Alors qu’il se rend à la rivière pour pêcher la truite, son occupation favorite, un champ immense de cannabis s’offre à lui. Personne à l’horizon, Travis s’empare de quelques pieds. Un peu d’argent serait le bienvenu pour payer l’assurance de son pick-up… C’est alors que les événements s’enchaînent bousculant littéralement l’existence morne et plate de l’adolescent : sa rencontre avec Leonard, un ancien prof devenu dealer, celle nettement moins agréable avec le père et le fils Toomey, les propriétaires du champ de cannabis, son histoire d’amour platonique avec la jolie Lori, sa fuite de la maison familiale, son installation dans le mobile-home de Leonard, la reprise de ses études.

 

Autour de lui, des gens paumés, détruits par la drogue, l’alcool, la perte d’un travail, l’éloignement d’un enfant, aux idéaux anéantis. Ils ont sombré lentement dans les abîmes. C’en est fini pour eux, plus moyen de faire demi-tour. Travis, avec l’aide de Léonard, va tenter de s’élever.
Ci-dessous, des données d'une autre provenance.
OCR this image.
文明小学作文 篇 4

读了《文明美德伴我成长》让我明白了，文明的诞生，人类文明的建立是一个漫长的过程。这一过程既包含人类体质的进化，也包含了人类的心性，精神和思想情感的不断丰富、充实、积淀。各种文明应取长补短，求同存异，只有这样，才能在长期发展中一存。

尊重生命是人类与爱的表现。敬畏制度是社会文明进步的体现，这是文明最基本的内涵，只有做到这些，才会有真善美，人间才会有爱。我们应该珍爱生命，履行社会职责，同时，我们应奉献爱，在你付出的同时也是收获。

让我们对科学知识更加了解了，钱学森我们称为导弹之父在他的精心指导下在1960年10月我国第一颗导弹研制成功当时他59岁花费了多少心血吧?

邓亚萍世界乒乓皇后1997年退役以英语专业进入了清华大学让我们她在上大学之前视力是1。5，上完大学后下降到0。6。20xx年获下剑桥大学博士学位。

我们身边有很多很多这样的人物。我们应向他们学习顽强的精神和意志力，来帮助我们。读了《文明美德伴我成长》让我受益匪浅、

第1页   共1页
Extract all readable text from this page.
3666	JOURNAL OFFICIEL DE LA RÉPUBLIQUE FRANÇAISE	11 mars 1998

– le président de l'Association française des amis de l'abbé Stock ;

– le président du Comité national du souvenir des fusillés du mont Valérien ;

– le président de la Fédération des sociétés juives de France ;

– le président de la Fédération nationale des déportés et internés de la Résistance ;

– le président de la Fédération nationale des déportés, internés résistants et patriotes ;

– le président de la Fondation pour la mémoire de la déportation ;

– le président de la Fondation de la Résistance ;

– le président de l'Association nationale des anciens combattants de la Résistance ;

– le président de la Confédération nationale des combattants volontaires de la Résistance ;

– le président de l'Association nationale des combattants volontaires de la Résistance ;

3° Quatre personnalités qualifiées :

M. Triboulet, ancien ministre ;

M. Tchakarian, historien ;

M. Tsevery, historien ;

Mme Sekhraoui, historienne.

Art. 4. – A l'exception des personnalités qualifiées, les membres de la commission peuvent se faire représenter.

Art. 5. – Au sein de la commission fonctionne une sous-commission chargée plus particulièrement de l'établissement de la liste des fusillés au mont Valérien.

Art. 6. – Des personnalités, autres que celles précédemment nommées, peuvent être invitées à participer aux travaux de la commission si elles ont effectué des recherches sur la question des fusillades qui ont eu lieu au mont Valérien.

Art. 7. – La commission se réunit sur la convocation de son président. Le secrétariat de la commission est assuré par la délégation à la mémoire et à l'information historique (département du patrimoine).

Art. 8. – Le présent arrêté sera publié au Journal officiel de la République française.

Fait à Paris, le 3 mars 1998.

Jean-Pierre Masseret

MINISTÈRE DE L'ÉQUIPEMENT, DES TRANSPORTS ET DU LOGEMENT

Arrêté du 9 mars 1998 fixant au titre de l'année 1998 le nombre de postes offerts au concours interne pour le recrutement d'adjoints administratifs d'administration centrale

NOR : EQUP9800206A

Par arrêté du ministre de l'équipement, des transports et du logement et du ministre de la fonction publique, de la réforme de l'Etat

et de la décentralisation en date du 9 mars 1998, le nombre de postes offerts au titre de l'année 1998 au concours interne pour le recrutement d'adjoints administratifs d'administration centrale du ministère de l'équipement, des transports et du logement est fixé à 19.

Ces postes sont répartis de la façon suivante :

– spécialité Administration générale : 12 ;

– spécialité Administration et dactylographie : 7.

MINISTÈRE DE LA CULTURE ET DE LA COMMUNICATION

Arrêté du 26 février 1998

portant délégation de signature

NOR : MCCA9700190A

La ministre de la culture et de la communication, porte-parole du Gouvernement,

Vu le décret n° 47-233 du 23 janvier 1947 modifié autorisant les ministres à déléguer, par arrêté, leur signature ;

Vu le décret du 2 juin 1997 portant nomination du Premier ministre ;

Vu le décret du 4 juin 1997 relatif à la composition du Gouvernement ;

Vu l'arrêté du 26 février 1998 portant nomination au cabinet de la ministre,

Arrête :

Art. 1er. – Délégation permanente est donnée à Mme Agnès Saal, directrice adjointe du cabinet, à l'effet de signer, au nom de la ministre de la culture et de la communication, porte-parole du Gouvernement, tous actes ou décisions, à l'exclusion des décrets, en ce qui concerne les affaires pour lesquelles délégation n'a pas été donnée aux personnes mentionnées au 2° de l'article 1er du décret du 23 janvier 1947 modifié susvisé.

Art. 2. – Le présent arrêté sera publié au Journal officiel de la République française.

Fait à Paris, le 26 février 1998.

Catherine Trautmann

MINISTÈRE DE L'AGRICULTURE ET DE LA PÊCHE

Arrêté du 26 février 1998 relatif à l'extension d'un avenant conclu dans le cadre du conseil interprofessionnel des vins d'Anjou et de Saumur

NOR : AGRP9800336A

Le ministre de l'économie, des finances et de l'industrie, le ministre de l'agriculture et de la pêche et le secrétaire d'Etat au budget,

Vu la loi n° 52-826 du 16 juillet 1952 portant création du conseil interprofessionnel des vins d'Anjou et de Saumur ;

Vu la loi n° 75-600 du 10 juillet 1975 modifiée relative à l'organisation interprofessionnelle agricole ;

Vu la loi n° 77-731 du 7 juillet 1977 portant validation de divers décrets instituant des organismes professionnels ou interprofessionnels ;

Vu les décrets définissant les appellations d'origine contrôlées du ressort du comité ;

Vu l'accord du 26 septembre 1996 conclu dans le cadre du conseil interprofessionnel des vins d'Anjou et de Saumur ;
Le professeur déchu va lui transmettre des savoirs, le plonger dans ses racines, dans son histoire et dans l’Histoire avec un grand H en évoquant la guerre de Secession qui a sévit sur ces terres.

 

Violence, cruauté, désarroi, dépendance, tristesse, rage, autant de sentiments qui envahissent le coeur des hommes et des femmes de ce roman et s’entremêlent avec le paysage des Appalaches  en toile de fond, fait de montagnes et de rivières, de ravins et de torrents, où le soleil épuise et la pluie attise rancunes et aigreurs.

 

Il est difficile de se faire une place dans un monde peuplé de gens qui marchent sur la tête. Il faut du courage et de l’intelligence pour éviter les embûches, rester droit, ne pas être happé par un environnement hostile où passé et présent se côtoient sans cesse. Travis est en passe de devenir adulte, il est en quête d’un sens à donner à son existence. Y parviendra-t-il ?

 

Une description poétique de la nature belle et changeante, des personnages bousculés aux sentiments exacerbés, le fardeau des générations passées. Un roman noir d’une grande force.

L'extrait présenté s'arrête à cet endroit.